Initialement, Entre deux fougères est une web série animée par le sarcastique Zach Galifianakis. Il y reçoit des célébrités pour des interviews complètement fantasques où règne un malaise palpable. Adapté sous la forme d’un long-métrage pour Netflix, l’interprète d’Alan dans la trilogie Very Bad Trip de Todd Phillips reçoit Keanu Reeves dans Entre deux fougères : le film et lui pose des questions intimes avec une maladresse déplacée absolument désopilante – notamment à propos de cette cicatrice qu’il garde d’un accident de moto.

Always Be My Maybe (2019) de Nahnatchka Khan

Irréfutable preuve de son auto-dérision, Keanu Reeves se joue de son image dans la comédie romantique Always Be My Maybe. Dans le film, un couple se rend chez une amie commune. Très vite, ils réalisent que le compagnon de cette dernière n’est autre que l’interprète de Néo. Passées les politesses, Keanu Reeves se montre au fil de la soirée extrêmement égocentrique. Si le film ne marque pas les esprits, il reste illuminé par des scènes croustillantes, notamment celle dans laquelle on voit Keanu Reeves, parti dîner avec sa femme et ses amis, déguste son plat en écoutant Viva la Vida de Coldplay sans s’occuper des autres.

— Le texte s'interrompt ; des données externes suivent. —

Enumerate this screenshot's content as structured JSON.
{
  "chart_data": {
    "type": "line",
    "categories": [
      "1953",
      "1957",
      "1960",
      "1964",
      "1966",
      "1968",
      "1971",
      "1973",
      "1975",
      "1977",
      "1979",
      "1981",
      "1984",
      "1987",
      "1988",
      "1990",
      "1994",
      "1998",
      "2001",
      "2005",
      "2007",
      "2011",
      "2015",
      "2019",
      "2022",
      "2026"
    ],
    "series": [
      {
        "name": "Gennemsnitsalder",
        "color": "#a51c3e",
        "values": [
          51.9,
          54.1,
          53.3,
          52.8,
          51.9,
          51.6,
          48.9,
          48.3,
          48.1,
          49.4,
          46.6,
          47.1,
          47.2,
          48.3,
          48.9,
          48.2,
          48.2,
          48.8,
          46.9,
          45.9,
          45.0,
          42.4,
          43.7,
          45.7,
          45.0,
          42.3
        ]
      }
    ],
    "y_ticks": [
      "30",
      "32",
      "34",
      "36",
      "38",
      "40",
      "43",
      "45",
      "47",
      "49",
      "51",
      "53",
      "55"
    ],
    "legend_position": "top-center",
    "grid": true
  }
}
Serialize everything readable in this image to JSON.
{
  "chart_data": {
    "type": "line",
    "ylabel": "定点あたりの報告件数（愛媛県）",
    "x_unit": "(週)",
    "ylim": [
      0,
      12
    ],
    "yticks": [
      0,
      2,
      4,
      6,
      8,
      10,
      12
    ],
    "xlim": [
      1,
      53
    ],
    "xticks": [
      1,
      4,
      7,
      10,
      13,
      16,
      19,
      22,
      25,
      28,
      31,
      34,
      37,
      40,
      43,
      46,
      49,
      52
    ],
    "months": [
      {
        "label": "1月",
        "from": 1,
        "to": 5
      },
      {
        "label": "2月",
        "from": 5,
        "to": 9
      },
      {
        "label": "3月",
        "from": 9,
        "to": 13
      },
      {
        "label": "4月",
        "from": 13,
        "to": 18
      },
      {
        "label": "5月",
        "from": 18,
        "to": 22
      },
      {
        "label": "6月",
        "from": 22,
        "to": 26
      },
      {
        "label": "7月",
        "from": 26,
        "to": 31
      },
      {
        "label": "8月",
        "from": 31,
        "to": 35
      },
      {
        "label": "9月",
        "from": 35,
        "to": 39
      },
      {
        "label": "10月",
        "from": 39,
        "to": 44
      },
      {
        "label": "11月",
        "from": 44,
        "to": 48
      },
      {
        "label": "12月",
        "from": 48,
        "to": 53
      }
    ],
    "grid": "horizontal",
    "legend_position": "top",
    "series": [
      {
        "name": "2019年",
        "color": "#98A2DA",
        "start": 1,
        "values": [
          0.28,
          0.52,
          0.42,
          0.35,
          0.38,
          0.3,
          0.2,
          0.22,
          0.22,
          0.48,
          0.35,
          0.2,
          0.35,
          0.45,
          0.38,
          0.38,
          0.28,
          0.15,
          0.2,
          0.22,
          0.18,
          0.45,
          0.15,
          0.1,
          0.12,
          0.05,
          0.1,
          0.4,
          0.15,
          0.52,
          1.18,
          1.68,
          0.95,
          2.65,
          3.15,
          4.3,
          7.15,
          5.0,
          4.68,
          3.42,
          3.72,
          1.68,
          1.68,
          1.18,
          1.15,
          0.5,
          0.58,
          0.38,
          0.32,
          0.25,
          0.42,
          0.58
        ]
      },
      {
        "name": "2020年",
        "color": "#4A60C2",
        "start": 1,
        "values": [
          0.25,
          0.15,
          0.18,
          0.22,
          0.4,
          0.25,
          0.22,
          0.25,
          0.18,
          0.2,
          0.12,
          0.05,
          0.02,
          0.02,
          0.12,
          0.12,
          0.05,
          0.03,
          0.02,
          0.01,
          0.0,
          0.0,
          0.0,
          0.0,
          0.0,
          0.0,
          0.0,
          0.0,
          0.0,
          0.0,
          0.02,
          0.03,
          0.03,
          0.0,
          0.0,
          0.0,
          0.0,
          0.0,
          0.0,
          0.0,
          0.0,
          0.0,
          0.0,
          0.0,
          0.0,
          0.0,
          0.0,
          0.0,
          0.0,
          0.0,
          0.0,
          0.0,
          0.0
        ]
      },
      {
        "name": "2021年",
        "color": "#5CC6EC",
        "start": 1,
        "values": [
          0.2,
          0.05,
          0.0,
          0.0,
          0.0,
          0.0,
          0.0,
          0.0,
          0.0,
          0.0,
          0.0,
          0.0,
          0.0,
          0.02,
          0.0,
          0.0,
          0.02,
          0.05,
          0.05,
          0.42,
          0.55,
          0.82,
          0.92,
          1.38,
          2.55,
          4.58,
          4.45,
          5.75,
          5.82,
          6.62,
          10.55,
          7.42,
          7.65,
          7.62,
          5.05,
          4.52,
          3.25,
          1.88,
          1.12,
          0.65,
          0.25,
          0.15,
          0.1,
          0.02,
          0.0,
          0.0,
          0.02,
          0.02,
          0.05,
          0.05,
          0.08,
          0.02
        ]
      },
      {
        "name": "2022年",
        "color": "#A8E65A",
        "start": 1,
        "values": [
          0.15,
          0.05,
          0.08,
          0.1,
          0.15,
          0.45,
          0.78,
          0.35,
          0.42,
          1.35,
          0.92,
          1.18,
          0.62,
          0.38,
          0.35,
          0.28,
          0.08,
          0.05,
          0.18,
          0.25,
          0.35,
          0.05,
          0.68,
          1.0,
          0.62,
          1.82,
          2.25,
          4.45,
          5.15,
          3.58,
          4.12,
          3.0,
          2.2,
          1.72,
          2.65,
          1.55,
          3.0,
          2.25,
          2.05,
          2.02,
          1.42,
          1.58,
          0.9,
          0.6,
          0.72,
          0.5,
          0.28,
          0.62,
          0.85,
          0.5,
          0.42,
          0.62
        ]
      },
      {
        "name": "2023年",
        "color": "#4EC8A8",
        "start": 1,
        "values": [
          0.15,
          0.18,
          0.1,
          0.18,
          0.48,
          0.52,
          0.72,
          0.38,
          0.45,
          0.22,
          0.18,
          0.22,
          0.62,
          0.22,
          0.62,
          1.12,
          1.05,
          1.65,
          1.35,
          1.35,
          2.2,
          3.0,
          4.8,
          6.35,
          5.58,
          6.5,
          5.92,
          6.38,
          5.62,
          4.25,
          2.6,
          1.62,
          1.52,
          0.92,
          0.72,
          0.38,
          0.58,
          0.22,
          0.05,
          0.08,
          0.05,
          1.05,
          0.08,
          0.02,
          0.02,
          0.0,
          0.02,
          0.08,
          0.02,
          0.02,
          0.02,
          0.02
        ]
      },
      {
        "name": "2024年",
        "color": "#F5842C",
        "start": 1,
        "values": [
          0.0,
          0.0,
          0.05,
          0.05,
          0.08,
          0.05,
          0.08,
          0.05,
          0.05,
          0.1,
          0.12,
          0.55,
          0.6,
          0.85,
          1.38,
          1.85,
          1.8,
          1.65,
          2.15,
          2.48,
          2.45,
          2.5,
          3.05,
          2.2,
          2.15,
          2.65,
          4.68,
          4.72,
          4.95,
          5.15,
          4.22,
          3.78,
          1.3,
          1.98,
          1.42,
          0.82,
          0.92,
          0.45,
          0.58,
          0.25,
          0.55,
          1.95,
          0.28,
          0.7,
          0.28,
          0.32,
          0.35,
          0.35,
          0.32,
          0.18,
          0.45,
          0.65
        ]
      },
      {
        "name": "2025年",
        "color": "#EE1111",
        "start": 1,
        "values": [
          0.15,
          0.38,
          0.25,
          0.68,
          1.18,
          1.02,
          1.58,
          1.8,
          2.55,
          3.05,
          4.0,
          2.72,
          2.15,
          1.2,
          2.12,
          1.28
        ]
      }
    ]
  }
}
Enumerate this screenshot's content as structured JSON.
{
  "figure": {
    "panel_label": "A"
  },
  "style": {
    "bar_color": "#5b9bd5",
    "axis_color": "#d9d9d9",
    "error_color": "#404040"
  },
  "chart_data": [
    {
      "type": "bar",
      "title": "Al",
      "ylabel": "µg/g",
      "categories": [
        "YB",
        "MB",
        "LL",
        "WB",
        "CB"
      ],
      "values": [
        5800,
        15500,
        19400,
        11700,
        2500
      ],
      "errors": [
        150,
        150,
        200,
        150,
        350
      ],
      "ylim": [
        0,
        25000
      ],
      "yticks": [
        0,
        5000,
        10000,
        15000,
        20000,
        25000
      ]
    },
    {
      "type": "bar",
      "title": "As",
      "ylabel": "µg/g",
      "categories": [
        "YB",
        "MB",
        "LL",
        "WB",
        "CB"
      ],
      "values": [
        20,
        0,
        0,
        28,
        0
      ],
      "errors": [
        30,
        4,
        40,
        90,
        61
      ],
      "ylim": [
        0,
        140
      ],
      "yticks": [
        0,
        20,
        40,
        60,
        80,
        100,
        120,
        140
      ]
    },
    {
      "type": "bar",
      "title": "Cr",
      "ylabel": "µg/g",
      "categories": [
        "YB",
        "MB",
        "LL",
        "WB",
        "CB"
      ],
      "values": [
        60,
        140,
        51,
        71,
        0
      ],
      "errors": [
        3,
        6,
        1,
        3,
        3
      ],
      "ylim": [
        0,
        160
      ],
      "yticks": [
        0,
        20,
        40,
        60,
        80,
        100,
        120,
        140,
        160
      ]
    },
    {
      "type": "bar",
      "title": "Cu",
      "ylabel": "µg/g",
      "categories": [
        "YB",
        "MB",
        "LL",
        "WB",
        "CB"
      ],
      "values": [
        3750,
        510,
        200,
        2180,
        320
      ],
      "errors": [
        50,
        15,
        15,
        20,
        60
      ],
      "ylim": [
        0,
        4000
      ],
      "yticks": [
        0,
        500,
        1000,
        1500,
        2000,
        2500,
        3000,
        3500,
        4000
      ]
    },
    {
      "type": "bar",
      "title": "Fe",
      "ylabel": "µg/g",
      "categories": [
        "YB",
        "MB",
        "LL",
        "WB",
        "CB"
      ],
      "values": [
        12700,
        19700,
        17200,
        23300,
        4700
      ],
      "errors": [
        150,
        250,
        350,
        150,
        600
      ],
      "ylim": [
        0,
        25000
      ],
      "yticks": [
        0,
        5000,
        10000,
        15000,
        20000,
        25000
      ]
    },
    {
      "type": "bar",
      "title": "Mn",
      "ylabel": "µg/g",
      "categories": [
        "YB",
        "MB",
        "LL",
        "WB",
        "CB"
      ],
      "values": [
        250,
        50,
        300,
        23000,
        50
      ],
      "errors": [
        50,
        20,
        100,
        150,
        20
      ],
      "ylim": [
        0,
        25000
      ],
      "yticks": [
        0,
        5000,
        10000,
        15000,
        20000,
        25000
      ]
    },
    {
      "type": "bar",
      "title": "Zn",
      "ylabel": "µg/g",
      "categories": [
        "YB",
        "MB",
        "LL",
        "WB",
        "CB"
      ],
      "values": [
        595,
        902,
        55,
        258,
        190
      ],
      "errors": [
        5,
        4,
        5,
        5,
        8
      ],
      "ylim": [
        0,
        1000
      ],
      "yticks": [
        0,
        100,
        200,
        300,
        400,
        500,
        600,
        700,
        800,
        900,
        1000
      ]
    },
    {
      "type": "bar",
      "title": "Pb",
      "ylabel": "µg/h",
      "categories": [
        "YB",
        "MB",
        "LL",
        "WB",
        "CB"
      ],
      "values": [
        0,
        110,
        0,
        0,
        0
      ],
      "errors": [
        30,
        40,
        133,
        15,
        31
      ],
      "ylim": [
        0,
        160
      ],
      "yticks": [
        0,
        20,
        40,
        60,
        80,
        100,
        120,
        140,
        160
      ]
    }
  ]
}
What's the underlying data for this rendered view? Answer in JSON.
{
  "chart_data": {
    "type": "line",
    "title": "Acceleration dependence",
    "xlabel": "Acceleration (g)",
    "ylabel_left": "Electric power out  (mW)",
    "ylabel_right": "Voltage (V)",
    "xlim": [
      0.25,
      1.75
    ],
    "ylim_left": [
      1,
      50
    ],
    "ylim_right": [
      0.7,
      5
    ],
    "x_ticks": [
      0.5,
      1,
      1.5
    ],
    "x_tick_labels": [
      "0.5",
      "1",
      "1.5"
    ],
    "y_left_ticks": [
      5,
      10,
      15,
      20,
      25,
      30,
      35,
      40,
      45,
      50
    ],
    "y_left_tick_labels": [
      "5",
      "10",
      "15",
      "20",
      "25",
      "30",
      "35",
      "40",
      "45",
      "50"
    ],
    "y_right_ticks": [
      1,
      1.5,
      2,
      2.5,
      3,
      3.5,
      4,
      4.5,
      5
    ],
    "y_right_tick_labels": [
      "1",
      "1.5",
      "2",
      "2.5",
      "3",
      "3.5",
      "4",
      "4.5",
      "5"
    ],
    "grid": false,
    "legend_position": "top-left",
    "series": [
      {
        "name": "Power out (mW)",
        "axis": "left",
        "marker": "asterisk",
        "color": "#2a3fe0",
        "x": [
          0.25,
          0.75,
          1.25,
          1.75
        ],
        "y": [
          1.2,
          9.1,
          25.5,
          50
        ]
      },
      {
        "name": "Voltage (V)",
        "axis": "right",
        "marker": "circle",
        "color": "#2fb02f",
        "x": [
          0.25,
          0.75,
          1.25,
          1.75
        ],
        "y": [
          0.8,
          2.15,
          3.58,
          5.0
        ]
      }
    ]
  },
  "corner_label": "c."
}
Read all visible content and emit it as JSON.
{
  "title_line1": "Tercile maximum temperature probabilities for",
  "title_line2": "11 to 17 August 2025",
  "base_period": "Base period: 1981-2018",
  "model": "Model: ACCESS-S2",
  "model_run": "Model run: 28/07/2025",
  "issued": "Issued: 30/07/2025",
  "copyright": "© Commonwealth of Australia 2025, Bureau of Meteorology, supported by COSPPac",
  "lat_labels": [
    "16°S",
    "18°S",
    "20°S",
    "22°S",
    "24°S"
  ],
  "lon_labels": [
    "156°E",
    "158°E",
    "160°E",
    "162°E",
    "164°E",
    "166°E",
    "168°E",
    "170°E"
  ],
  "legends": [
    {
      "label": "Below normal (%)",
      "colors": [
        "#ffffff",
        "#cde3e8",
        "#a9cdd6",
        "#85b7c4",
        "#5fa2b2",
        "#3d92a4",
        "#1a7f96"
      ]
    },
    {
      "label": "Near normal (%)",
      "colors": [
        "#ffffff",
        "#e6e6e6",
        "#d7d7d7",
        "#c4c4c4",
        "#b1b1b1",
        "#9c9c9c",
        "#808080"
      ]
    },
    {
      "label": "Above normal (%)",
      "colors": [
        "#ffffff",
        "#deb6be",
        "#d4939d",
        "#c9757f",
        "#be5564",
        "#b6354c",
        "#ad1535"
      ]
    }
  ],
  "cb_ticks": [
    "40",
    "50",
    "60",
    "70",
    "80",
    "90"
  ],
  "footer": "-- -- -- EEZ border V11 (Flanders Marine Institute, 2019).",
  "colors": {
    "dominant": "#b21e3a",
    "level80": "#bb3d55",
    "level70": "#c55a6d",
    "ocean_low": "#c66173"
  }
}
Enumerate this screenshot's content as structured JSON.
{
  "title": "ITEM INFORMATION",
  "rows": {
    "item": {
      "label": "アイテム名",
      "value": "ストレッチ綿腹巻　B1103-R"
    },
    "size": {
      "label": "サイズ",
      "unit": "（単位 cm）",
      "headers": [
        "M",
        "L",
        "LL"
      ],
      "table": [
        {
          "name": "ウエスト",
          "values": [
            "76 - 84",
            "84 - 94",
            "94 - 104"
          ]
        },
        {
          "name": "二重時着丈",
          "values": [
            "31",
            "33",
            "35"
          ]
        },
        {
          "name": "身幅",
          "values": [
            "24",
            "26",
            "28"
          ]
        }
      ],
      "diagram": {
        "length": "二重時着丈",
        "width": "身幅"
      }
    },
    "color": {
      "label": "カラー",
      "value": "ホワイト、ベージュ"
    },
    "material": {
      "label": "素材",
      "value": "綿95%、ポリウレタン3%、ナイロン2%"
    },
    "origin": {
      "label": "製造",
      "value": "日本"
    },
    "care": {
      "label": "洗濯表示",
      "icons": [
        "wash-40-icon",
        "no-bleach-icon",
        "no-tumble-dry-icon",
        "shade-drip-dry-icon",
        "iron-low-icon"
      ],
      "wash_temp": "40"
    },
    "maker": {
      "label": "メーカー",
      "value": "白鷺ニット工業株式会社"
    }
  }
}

La Cité des monstres (1993) d’Alex Winter et Tom Stern

Petit bond dans le temps : Alex Winter, comparse de Keanu Reeves, sort du succès de la saga Bill & Ted  et passe pour la première fois derrière la caméra avec La Cité des monstres dans lequel il interprète également le rôle principal (un acteur publicitaire à moitié défiguré par des produits chimiques utilisés pour la pub dans laquelle il comptait tourner). Non crédité au générique, Keanu Reeves offre une participation amicale dans cet étrange film où il interprète Ortiz l’homme chien. Méconnaissable, l’acteur fait partie d’un groupe de freaks qui vit reclus dans une ferme aux côtés d’un Miser T. déguisé en femme à barbe.